Many deals with other big banks were also struck during that time. But there have been no criminal prosecutions of big-bank executives, an omission that Federal Judge Jed S. Rakoff lamented in a recent speech. Rakoff called the lack of prosecutions from the Justice Department and the Securities and Exchange Commission “technically and morally suspect” and characterized the excuses they’ve given for failing to prosecute as “hollow” and “lame.”
Where’s the deterrence?
Thanks to Judge Rakoff, who has been one of the unsung heroes of the fight for financial justice, the number of big-bank executives who have been held financially responsible for their fraud no longer stands at zero. The judge recently ordered Rebecca Steele Mairone of Countrywide and Bank of America to pay $1 million for her role in the fraudulent Countrywide scheme known as “Hustle.”
As reported in The Street and elsewhere, the name “Hustle” came from the acronym for a program Countrywide called the “High Speed Swim Lane.” (We apologize for The Street’s headline, which depicts Mairone as a “blonde go-getter,” but look forward to its characterization of Bank of America CEO Brian Moynihan as a “hard-charging redhead.”)
Congratulations to Judge Rakoff for holding a banker personally liable at last. But here’s the problem: Mairone is only one of many fraudsters in the banking industry – and a fine is not a criminal indictment. More than a thousand bankers were convicted after the much smaller savings and loan scandal of the 1980s. At this rate most bankers – a risk-taking bunch by nature anyway – will be tempted to take their chances on not getting a crusading judge like Rakoff.
After all, what’s the worst that could happen: that they might have to give back some of their ill-gotten gains? What fraudster wouldn’t take a bet like that?
Means, Motive, and Opportunity
Yes, the settlement figures have grown larger, even after accounting for the vaporous nature of “soft money” consumer relief. That’s a good thing. But the key matters of motive, means and opportunity still remain largely unaddressed.
The “High Speed Swim Lane” was designed to streamline fraud, and to reward employees for putting as much trashy business on the books as possible without regard for the consequences.

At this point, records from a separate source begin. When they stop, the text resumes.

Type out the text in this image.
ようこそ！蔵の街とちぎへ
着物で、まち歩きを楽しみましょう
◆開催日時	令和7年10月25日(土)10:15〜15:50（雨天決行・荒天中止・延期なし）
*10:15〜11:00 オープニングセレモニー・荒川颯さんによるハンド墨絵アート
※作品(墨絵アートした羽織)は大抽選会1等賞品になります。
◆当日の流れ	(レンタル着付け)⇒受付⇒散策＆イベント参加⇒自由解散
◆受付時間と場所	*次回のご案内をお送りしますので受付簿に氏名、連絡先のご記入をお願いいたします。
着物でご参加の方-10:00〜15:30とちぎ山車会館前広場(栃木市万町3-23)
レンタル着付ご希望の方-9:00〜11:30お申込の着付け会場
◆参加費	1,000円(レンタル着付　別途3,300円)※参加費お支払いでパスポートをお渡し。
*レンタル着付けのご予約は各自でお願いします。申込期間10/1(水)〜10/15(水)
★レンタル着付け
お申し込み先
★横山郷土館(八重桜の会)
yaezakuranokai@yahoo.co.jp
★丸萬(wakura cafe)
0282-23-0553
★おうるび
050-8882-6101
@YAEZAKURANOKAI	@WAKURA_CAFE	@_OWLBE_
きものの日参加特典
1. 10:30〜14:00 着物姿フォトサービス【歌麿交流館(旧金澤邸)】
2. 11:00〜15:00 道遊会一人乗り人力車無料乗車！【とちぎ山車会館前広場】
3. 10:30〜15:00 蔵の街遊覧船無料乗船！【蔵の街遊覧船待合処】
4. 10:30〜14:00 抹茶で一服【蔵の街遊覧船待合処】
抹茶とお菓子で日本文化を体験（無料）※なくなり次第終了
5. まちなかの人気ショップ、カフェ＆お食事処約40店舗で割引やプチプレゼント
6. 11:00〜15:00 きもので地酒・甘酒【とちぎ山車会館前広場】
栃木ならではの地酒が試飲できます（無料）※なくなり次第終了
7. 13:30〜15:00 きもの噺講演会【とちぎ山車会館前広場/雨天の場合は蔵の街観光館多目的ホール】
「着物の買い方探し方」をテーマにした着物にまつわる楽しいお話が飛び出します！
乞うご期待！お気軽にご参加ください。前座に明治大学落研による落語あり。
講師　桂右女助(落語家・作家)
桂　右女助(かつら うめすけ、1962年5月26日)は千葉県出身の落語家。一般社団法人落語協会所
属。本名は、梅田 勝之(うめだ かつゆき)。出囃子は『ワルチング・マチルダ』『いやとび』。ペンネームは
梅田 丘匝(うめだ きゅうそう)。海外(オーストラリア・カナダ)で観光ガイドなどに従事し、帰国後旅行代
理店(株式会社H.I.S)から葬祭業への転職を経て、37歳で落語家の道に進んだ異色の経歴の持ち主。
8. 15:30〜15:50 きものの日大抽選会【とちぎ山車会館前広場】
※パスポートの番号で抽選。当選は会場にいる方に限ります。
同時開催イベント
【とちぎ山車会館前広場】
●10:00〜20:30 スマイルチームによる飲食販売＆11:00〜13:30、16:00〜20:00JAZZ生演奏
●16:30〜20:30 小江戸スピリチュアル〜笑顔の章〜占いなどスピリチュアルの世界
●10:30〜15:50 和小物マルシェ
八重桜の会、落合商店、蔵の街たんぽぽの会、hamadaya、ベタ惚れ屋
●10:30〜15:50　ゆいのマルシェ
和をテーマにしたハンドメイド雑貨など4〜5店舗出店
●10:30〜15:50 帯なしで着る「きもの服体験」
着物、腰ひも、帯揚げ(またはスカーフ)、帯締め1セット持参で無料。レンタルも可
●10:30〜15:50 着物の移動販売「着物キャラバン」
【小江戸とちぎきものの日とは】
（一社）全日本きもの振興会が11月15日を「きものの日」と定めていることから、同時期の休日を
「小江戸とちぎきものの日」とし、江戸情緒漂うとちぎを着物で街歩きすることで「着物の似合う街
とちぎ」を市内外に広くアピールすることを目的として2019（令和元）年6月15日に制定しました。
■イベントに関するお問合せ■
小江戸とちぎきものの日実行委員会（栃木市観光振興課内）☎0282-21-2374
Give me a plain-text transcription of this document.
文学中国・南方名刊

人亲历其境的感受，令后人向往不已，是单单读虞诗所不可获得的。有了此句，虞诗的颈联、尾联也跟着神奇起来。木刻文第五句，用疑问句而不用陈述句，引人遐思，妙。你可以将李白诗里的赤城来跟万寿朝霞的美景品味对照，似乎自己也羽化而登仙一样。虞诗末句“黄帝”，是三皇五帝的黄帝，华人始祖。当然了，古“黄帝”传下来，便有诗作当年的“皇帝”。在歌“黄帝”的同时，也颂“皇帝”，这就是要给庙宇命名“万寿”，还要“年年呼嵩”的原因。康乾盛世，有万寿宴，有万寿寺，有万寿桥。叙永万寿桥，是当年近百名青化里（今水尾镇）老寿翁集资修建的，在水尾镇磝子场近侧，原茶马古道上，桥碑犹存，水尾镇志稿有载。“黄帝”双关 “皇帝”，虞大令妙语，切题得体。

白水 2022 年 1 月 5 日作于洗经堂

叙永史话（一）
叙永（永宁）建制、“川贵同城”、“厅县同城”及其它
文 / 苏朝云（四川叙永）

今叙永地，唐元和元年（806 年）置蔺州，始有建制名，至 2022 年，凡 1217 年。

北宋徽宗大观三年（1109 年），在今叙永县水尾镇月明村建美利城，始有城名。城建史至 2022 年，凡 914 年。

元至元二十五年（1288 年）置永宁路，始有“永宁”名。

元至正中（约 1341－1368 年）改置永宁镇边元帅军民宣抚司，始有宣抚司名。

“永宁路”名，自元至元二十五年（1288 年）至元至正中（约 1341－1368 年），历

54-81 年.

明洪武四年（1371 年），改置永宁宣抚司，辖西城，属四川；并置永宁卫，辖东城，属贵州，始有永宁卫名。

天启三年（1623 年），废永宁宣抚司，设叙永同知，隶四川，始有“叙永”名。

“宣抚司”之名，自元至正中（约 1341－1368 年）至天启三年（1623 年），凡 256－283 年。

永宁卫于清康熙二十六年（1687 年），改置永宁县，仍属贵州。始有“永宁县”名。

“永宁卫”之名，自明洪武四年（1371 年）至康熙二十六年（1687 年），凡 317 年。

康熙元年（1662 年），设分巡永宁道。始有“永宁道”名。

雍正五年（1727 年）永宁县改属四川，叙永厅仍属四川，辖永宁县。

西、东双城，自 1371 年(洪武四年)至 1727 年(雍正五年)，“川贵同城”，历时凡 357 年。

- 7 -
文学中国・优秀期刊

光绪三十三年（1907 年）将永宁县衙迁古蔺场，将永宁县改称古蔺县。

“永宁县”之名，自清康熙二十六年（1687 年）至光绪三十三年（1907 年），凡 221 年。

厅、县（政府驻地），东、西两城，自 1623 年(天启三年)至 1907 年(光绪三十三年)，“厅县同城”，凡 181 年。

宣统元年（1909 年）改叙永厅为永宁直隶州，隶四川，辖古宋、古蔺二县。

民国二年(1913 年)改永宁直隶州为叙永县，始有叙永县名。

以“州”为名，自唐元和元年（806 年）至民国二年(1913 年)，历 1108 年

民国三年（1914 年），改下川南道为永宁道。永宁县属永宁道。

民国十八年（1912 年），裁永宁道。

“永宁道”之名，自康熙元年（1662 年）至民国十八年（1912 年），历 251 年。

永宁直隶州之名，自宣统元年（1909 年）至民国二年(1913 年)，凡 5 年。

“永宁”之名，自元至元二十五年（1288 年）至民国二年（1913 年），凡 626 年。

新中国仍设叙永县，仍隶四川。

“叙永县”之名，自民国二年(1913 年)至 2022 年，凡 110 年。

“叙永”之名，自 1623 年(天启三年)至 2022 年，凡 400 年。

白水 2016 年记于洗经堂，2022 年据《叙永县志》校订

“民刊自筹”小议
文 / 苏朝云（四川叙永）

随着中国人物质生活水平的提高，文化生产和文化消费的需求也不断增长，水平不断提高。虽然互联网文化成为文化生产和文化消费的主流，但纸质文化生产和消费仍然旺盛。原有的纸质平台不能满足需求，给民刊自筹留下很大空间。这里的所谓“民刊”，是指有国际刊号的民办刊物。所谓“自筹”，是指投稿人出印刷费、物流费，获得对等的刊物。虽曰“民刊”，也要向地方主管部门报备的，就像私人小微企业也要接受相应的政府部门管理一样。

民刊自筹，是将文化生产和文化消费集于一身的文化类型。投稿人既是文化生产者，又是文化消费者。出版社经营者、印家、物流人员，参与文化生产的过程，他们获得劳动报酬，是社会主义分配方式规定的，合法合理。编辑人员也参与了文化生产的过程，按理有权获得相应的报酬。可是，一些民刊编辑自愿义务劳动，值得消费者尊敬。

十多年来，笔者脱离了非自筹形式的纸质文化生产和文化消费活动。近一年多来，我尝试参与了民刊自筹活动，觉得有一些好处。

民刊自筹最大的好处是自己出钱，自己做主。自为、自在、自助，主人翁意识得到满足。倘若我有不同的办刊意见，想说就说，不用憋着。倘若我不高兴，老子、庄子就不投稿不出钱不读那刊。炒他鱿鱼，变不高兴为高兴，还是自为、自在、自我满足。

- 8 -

In other words, it simply stated openly what has always been implicit in Wall Street’s incentive packages. Those packages are changing, but far too slowly. Bankers still have the financial motivation to do wrong.
They also have the means. The ratings “agencies” that were deeply complicit in big-bank fraud are still in place. The government still relies on ludicrous ideas about “self-policing.” And bankers still have MERS, the database and false-front company that Wall Street created to avoid state and municipal laws, taxes, and regulations.
MERS is to mortgage fraud what a skeleton key is to burglary, and it’s still in the wrong hands.
One last thing: There will be those who suggest that it’s unfair to make Bank of America pay a fine that also covers crimes committed by Countrywide, which it acquired in 2008. Countrywide had long been known as the sleaziest bottom-feeder in the mortgage industry. But, as regulators noted in a 2011 lawsuit, Countrywide’s CEO thought that at least one bank was more venal and reckless than his own.
The name of that institution? Bank of America.
Spare your sympathy for somebody who deserves it.